Elara nodded, wiping her tears away with the back of her hand. She didn't try to stop him or ask where. She understood. Some truths needed to be walked off. Some realizations needed space to breathe.
He left the garden and walked without a destination. The Citadel's halls, once a maze of unknown dangers, now felt like a map with hidden markings only he could see. Every soldier, every official—he saw them differently. Were they ignorant? Or were they part of the machine that had destroyed his family?
His feet carried him upward, toward the one place that offered a view of the whole board. The Astral Observatory's door was open. Lyra was inside, as expected, her back to him as she studied new data.
"You told him." Her statement wasn't a question. She had known he would go straight to Elara.
"Yes," Kaelen said, stepping into the room. The holograms around her showed energy readings from the Breach battle, but overlaid on them now were older, fading patterns—records he guessed were twenty years old. She was comparing his power to his father's.
"And?" she asked, still not turning around.
"And now I know the game I'm really playing." His voice was colder than he intended. "It's not about ranking up. It's about uncovering a lie that built this city."
Finally, Lyra turned. Her sharp eyes held no apology, only intense interest. "A lie, or a necessary story to maintain order? The truth is often a disruptive force. The question is, what will you do with it?"
"I need to know more," Kaelen said, his gaze sweeping over the ancient data. "Everything you have on him. On what he was trying to do."
"Knowledge requires exchange," Lyra replied, her tone turning clinical. "My research has a new focus: you. Your unique reaction to the Lumina crystal. Your ability to contain opposing energies. Your father's records suggest he was researching similar synergies before his... disappearance." She paused, letting the word hang. "I will give you access to everything I find. In return, you will submit to further testing. You will help me complete his work."
It was no longer just a request. It was a pact. She was offering him the keys to his past in exchange for becoming her partner in unlocking the future.
Kaelen didn't hesitate. He had no other choice. "Deal."
A faint smile touched Lyra's lips. "Good. Then your first lesson begins now. The energy you contain is not just 'Umbral'. It is pure potential.
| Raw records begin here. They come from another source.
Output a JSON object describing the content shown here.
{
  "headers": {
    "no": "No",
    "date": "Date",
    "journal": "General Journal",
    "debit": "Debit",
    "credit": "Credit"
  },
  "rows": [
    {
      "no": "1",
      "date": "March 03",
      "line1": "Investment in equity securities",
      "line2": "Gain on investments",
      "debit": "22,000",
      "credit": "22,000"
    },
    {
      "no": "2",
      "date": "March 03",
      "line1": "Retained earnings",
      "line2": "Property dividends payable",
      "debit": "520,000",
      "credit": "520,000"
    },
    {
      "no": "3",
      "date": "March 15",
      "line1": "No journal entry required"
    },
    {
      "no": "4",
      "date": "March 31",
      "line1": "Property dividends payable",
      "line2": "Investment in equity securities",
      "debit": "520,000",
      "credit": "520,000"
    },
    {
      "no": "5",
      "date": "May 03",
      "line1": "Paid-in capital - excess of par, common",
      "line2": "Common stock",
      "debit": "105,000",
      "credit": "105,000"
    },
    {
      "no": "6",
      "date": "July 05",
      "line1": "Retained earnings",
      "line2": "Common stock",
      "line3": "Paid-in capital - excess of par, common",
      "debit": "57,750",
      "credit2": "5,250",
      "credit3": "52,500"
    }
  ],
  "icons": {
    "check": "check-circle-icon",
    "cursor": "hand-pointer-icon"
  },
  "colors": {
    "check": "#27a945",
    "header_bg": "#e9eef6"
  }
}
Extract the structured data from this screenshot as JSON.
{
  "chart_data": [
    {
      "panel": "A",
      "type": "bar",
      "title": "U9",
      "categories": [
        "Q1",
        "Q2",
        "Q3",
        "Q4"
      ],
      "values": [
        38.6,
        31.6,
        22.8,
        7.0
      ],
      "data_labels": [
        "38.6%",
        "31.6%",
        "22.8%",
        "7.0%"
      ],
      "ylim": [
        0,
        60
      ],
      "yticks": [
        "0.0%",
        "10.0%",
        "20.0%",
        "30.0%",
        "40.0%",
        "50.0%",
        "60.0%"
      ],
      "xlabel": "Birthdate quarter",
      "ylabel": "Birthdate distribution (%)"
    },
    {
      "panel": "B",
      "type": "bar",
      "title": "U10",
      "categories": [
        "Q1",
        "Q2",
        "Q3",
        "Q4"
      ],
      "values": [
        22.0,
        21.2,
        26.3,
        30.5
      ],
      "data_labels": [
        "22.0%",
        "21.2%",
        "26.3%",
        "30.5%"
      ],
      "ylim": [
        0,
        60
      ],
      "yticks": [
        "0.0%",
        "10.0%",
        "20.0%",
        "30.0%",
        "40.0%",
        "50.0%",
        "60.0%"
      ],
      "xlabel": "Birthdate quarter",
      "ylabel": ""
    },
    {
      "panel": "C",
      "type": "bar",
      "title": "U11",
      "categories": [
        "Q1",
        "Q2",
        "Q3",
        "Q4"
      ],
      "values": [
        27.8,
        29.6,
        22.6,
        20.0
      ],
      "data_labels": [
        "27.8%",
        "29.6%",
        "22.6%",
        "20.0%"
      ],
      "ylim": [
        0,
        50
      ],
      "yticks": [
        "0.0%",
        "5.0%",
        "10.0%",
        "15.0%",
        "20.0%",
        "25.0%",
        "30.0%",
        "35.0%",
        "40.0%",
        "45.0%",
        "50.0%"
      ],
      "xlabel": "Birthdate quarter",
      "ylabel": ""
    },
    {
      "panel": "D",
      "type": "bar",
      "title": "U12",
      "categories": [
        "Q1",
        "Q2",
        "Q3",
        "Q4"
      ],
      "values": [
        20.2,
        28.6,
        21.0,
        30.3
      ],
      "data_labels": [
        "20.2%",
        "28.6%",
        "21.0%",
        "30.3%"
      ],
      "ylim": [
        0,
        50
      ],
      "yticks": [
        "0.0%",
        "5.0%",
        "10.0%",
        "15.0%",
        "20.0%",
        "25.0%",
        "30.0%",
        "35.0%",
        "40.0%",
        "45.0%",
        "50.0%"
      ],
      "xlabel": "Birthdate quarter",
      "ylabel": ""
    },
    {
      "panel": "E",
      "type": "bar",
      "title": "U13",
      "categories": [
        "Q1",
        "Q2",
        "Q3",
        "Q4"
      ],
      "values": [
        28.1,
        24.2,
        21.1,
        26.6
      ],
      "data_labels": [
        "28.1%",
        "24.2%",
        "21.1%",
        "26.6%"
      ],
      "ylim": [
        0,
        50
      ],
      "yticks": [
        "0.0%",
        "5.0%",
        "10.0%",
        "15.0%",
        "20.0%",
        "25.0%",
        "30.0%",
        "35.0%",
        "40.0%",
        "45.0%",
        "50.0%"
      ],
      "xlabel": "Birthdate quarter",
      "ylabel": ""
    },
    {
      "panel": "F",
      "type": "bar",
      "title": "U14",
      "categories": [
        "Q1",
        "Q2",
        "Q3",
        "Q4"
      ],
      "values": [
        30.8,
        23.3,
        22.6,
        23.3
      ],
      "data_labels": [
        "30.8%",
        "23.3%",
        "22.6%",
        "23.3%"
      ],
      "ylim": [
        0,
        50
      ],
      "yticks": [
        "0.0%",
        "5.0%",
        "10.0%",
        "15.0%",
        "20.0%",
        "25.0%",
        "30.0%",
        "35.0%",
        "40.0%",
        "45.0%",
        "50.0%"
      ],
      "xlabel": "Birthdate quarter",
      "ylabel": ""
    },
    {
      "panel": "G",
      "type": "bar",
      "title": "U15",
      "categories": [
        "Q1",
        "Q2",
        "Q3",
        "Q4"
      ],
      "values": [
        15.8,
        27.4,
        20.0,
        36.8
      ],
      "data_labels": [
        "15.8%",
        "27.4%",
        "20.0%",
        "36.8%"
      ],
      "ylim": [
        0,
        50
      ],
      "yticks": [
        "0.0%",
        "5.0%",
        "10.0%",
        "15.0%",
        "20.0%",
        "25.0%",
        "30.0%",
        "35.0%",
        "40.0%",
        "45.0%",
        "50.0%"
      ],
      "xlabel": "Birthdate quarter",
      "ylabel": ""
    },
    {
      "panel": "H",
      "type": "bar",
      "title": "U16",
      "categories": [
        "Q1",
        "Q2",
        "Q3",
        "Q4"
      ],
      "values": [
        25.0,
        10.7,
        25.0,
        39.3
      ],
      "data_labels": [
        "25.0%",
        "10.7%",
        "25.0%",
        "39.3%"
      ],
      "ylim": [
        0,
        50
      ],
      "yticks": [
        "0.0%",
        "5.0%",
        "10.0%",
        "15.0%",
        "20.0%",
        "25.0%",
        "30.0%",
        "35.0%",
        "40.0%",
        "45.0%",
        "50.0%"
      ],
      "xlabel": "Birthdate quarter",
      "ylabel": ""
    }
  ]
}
Your father's notes call it 'Null Energy'. It is the substance of the Veil itself, neutral and unformed. Your will shapes it. Your emotions give it purpose. Your fear makes it a shield. Your anger makes it a weapon."
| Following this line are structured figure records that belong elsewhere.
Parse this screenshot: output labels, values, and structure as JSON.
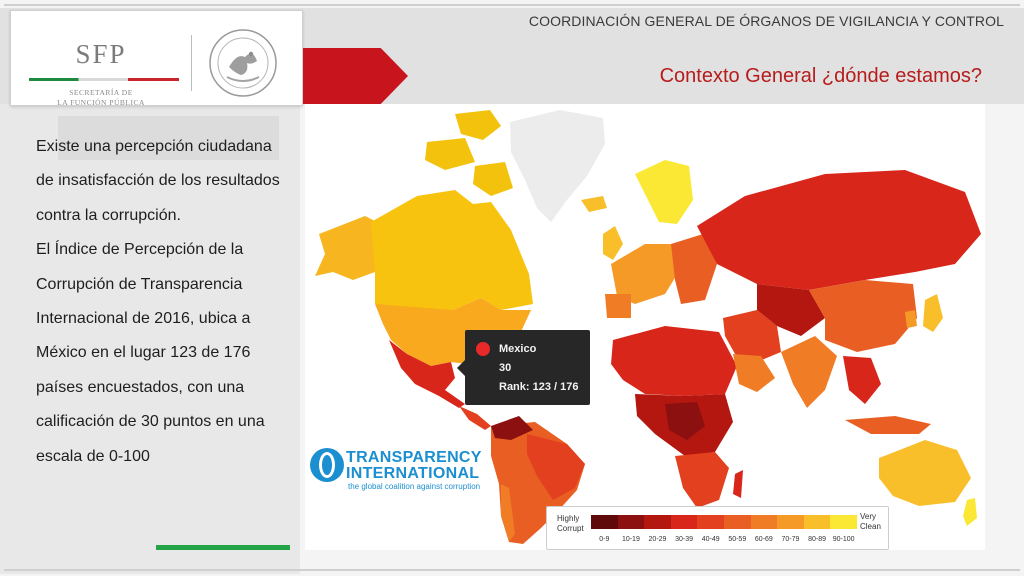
{
  "header": {
    "org_title": "COORDINACIÓN GENERAL DE ÓRGANOS DE VIGILANCIA Y CONTROL",
    "slide_title": "Contexto General ¿dónde estamos?"
  },
  "logo": {
    "acronym": "SFP",
    "subtitle_line1": "SECRETARÍA DE",
    "subtitle_line2": "LA FUNCIÓN PÚBLICA"
  },
  "body": {
    "paragraph1": "Existe una percepción ciudadana de insatisfacción de los resultados contra la corrupción.",
    "paragraph2": "El Índice de Percepción de la Corrupción de Transparencia Internacional de 2016, ubica a México en el lugar 123 de 176 países encuestados, con una calificación de 30 puntos en una escala de 0-100"
  },
  "tooltip": {
    "country": "Mexico",
    "score": "30",
    "rank": "Rank: 123 / 176"
  },
  "ti_logo": {
    "name_line1": "TRANSPARENCY",
    "name_line2": "INTERNATIONAL",
    "tagline": "the global coalition against corruption"
  },
  "legend": {
    "left_line1": "Highly",
    "left_line2": "Corrupt",
    "right_line1": "Very",
    "right_line2": "Clean",
    "ranges": [
      "0-9",
      "10-19",
      "20-29",
      "30-39",
      "40-49",
      "50-59",
      "60-69",
      "70-79",
      "80-89",
      "90-100"
    ],
    "colors": [
      "#5e0a0a",
      "#8c1010",
      "#b3170f",
      "#d8261a",
      "#e3401f",
      "#e95f23",
      "#f07c25",
      "#f59a27",
      "#f8bf2a",
      "#fbe835"
    ]
  },
  "colors": {
    "brand_red": "#c8141d",
    "title_red": "#b71c1c",
    "accent_green": "#22a447",
    "ti_blue": "#1b8fd0"
  }
}
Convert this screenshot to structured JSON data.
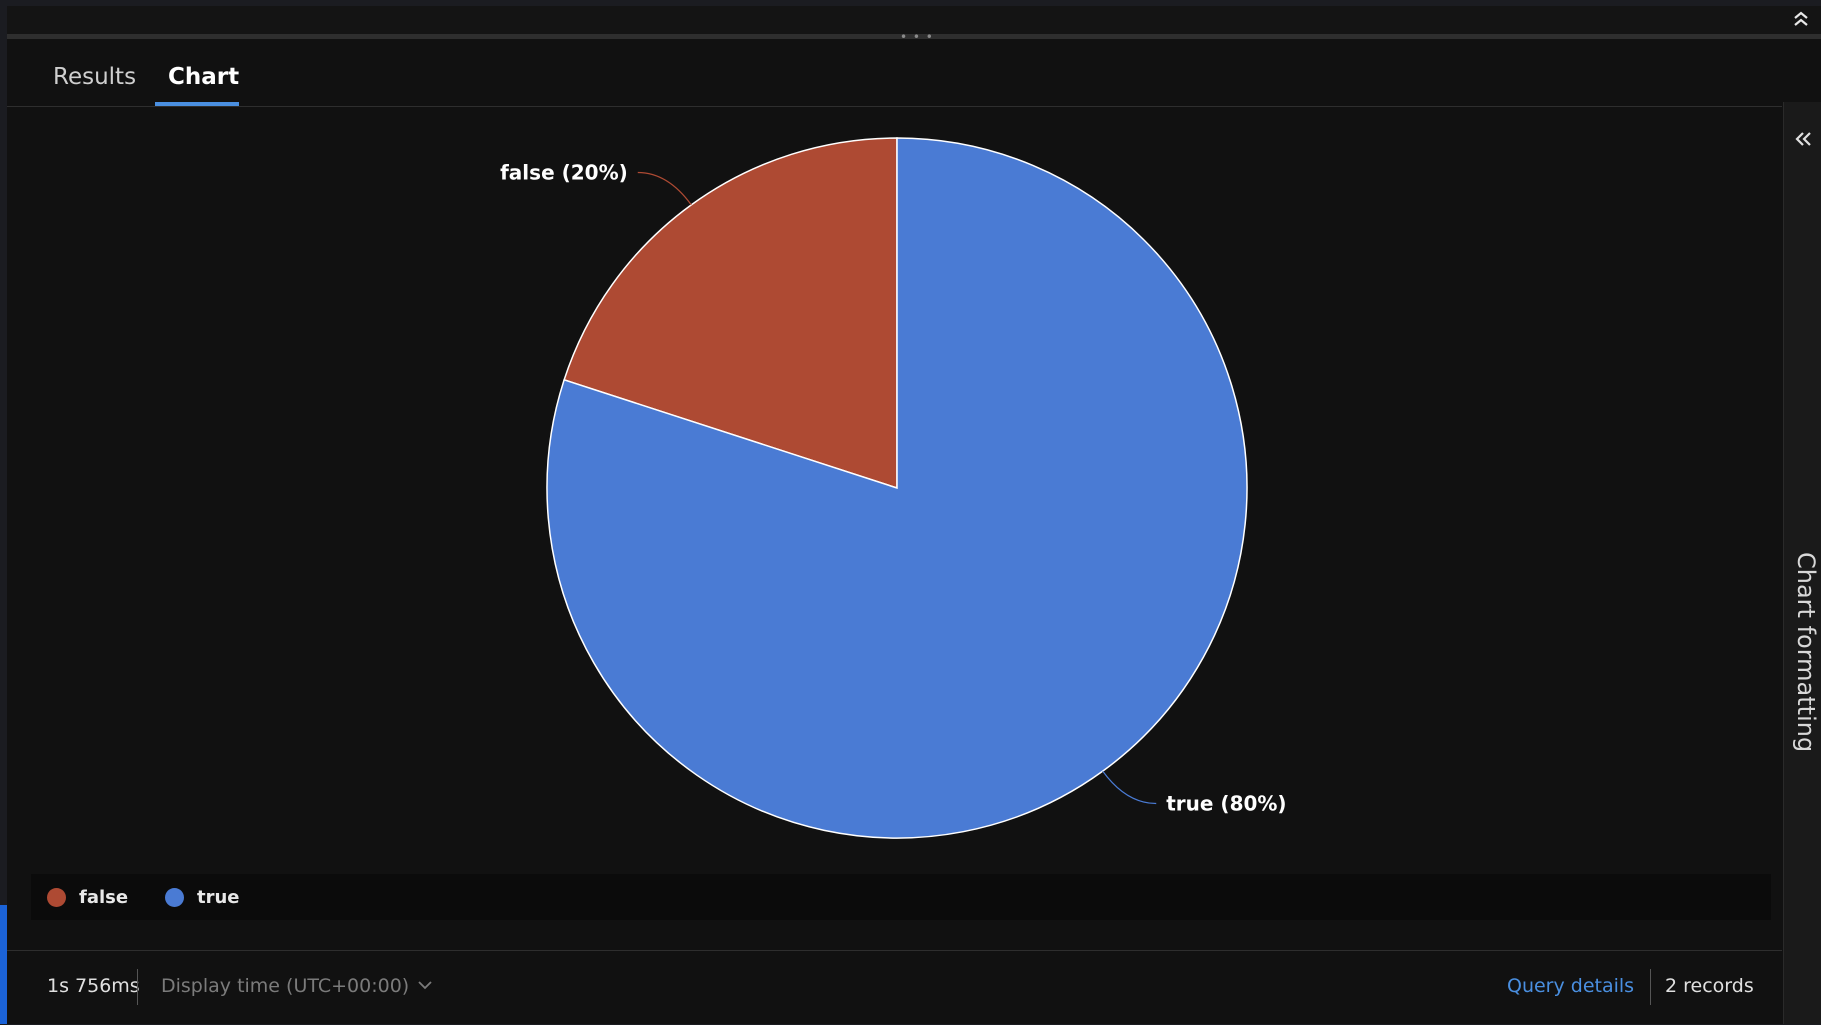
{
  "tabs": [
    {
      "label": "Results",
      "active": false
    },
    {
      "label": "Chart",
      "active": true
    }
  ],
  "side_panel": {
    "label": "Chart formatting",
    "collapse_icon": "double-chevron-left-icon"
  },
  "top_bar": {
    "collapse_icon": "double-chevron-up-icon"
  },
  "chart_data": {
    "type": "pie",
    "categories": [
      "false",
      "true"
    ],
    "values": [
      20,
      80
    ],
    "labels": [
      "false (20%)",
      "true (80%)"
    ],
    "colors": [
      "#ae4a33",
      "#4a7bd4"
    ],
    "legend": {
      "placement": "bottom-left",
      "items": [
        "false",
        "true"
      ]
    }
  },
  "status_bar": {
    "duration": "1s 756ms",
    "display_time": "Display time (UTC+00:00)",
    "query_details": "Query details",
    "records": "2 records"
  },
  "colors": {
    "accent": "#4a8fe0",
    "background": "#111111"
  }
}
She pointed to a complex equation on the screen. "He believed this neutral energy could be the key to balancing the other Aspects. To creating stability where now there is only conflict."
The pieces clicked into place. His father hadn't been a heretic trying to break the world. He had been a visionary trying to save it. And he had been silenced for it.
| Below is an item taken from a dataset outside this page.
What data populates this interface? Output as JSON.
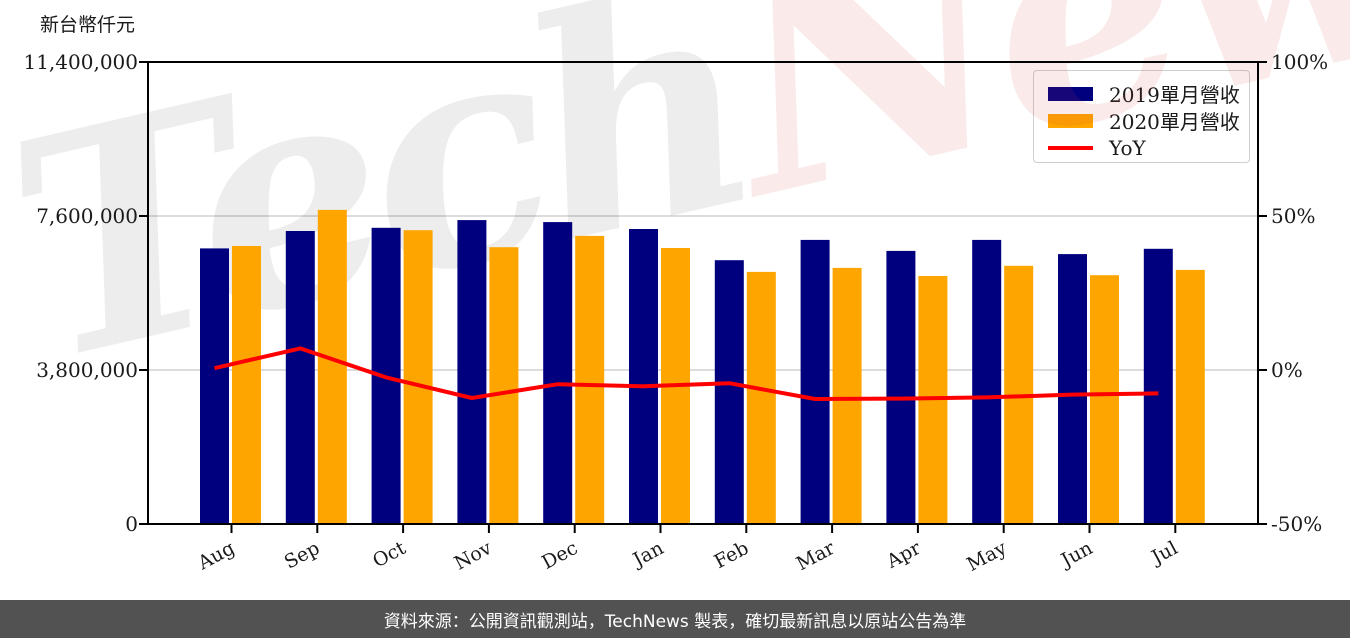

The door to the observatory chimed softly. Lyra's smile vanished. "That will be the Commander. She monitors my access to classified files. Our collaboration must remain... undisclosed."
Kaelen understood. He had already learned the value of secrets. He gave a curt nod and turned to leave.
As he passed Valeria in the doorway, she stopped him with a look. Her eyes, always assessing, scanned him. She saw the new resolve in his posture, the cold clarity in his gaze.
"You look different," she stated.
"Knowledge changes a person," Kaelen replied, echoing Lyra's words from their first meeting.
Valeria's gaze sharpened. She knew something had shifted. "See that it changes you into a sharper weapon, not a brittle one. The city needs strength, not more secrets."
She walked into the observatory to speak with Lyra, leaving him alone in the hall.
Kaelen stood there for a moment, the Commander's warning ringing in his ears. She wasn't wrong. The city did need strength. But he was no longer sure his strength was hers to command.
He had a new purpose now. A secret of his own.
He wasn't just fighting for his life anymore. He was fighting for his name. He was fighting for the truth.
And for the first time, he knew exactly what his next move would be. He needed to get stronger, faster. Not just to survive the monsters, but to face the people who had created them.
The player had finally learned the rules of the game. Now, it was time to start winning.